I have a set of data (~ 90 cases) and an outcome of a diagnostic test. I have collected factors that were determined before the test that could predict the outcome of the test. Now some of the data are binary, some are continuous (lab tests), one is categorical (the original diagnosis leading to the symptom with 5 categories).
The statistician did (in SPSS) a multiple logistic regression on most of the parameters and then a backwards stepwise selection, which produced a model, one of the factors was strongly significant (<0.001), the others insignificant (two of them in the 0.01-0.05 range). The question from my colleagues was natural - why was this or that possible factor not included, and "these two factors are actually significant, or can we say nearing significance". I must say I don't like to interpret "nearing significance", but I have to work with my colleagues. I asked the statistician to perform another analysis, this time with the full set of factors, and the result is different, only one of the factors (the most significant one) stayed in the new model, is still strongly significant but there are other factors, also in the 0.01-0.05 range, which will bring me to the "nearing significance" problem again. I also tried with R and Rcmdr with the same data, and stepwise selection based on AIC or BIC produces different results (only the one factor remains the same).

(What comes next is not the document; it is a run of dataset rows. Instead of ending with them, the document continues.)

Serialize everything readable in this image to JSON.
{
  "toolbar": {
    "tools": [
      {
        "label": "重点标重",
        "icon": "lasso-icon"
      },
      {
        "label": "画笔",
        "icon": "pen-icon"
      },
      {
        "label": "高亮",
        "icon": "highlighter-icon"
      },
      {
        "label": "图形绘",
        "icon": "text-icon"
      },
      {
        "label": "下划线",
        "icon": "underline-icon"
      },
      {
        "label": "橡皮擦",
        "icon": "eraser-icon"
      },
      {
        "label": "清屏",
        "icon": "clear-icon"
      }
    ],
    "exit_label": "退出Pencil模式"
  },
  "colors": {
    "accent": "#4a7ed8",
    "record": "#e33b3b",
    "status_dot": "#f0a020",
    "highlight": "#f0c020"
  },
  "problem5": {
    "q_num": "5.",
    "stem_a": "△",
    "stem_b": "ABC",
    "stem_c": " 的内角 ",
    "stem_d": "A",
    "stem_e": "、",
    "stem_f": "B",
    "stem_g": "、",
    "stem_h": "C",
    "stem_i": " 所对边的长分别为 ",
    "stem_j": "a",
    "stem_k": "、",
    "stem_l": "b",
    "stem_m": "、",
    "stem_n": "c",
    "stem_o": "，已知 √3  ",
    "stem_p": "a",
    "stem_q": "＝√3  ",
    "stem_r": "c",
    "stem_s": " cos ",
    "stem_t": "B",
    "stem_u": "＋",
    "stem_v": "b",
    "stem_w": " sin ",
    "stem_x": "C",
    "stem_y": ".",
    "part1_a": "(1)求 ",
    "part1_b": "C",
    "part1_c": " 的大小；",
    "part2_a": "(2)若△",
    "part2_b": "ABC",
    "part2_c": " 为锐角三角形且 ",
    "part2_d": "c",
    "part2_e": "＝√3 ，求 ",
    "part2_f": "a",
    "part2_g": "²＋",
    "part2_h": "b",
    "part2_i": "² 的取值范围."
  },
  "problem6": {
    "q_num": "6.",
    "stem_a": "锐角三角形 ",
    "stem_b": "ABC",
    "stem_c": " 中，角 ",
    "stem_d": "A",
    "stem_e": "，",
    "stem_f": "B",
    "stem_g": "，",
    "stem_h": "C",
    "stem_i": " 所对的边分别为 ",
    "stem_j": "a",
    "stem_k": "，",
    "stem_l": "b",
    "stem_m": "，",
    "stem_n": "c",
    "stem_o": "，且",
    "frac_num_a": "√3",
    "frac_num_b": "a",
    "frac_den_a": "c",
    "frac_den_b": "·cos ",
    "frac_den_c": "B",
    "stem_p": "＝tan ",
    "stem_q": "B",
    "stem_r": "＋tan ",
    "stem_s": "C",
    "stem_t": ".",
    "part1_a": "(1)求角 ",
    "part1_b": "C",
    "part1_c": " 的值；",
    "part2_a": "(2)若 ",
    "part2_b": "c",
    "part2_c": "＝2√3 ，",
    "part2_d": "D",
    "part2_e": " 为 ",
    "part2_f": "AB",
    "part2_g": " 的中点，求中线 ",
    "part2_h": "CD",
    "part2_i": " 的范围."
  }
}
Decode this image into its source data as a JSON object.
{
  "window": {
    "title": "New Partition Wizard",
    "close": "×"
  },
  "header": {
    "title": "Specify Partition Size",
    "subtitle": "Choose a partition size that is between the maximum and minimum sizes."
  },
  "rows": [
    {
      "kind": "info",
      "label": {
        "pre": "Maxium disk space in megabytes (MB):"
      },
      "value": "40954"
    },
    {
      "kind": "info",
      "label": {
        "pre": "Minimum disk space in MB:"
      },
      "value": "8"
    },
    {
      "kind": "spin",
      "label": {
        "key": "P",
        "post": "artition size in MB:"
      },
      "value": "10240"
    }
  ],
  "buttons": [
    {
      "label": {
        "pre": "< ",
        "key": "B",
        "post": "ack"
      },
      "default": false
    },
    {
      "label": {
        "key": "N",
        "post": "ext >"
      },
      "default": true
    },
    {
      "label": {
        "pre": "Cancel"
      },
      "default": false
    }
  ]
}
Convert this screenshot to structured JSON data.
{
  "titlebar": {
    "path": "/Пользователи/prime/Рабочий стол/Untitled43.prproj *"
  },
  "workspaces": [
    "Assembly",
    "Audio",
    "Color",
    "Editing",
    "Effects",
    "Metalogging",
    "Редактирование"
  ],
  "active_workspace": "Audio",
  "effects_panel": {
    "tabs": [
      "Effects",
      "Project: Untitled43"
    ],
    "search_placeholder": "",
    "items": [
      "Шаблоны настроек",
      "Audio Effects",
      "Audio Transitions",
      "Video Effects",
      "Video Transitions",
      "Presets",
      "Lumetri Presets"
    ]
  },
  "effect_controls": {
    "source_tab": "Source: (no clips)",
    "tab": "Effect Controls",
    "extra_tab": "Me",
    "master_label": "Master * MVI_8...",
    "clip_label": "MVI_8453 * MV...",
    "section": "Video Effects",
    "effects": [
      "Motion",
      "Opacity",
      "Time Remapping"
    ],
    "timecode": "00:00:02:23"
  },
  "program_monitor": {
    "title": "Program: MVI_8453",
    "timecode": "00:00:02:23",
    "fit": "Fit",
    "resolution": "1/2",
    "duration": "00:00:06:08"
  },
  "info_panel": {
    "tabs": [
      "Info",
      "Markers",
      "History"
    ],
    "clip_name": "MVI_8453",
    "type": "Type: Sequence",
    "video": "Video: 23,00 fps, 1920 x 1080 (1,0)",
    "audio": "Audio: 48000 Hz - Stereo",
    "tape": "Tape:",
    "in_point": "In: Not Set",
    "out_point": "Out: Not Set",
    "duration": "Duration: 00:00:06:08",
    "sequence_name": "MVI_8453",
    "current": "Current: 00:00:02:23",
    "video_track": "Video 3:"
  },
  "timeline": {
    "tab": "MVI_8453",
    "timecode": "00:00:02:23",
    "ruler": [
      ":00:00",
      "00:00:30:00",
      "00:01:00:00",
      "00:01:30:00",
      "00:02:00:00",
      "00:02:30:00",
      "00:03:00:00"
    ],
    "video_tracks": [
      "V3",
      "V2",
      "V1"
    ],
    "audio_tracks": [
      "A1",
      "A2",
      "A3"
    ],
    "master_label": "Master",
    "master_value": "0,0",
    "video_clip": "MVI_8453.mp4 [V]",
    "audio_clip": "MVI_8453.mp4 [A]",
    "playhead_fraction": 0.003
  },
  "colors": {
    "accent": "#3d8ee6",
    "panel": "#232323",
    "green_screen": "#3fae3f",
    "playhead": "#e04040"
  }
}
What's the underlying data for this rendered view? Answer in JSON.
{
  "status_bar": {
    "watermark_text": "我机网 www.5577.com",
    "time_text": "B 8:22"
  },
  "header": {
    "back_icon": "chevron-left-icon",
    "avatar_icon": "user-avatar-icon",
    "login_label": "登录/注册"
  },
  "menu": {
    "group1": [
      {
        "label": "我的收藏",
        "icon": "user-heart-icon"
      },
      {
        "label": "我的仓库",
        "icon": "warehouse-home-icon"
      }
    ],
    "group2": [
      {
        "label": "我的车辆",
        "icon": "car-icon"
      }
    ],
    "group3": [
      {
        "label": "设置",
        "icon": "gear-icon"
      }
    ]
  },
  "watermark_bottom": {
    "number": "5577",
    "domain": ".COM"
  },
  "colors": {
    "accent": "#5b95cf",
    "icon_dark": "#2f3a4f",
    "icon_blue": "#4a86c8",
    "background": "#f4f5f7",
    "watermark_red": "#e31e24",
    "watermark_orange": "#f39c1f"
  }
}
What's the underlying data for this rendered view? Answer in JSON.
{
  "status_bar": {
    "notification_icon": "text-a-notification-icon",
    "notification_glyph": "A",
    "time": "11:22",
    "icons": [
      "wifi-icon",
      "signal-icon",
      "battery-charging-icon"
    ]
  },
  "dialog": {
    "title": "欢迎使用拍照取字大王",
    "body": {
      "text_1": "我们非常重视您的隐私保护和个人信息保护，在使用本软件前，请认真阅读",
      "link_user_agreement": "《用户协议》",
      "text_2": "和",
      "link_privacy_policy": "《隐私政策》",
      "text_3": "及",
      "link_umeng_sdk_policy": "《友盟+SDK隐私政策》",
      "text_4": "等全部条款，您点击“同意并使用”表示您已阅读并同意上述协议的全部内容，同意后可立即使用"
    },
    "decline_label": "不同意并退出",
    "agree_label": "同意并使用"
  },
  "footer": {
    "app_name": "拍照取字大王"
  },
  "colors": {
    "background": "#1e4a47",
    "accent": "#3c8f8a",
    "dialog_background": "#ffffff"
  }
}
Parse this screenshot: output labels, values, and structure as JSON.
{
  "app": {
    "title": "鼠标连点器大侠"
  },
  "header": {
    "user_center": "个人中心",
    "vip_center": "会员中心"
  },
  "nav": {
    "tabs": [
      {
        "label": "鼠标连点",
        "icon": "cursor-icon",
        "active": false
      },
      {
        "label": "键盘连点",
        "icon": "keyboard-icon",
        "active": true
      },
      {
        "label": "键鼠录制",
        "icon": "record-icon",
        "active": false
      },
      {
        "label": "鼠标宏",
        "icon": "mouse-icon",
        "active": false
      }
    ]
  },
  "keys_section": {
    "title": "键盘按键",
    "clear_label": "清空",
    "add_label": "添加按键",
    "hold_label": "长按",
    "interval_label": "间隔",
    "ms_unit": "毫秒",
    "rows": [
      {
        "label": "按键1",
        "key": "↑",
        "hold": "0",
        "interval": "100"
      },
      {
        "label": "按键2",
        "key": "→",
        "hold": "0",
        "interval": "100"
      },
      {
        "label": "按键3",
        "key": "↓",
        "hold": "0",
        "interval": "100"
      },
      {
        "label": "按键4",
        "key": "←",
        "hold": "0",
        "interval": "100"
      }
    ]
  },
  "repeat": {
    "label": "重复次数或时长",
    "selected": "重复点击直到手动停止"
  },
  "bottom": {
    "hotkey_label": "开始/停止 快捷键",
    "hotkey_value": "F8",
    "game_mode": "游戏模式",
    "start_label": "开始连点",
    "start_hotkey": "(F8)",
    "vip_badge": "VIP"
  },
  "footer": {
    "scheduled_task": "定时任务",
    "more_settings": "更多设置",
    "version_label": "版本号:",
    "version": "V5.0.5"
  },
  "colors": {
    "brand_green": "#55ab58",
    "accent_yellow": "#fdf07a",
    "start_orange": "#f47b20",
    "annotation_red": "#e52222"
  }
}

Now I see that given that various stepwise selection methods produce different models with insignificant factors, the presence of these factors in the model is just random. That's why I would like not to include them. Most of all, I don't want to interpret their presence in the model because the colleagues think that I should as they are "nearing significance".
Question 1: To make things simpler, is it possible to run a "battery" of univariate logistic regressions on all the variables? This would solve both my problems - I would have one simple significant model with the most significant variable and wouldn't have to deal with "nearing significance" interpretation in the others.
Question 2: Is there any correction of the significance to be used in multiple logistic regression as it is with multiple comparisons, so I can deal with the "near significance" argumentation?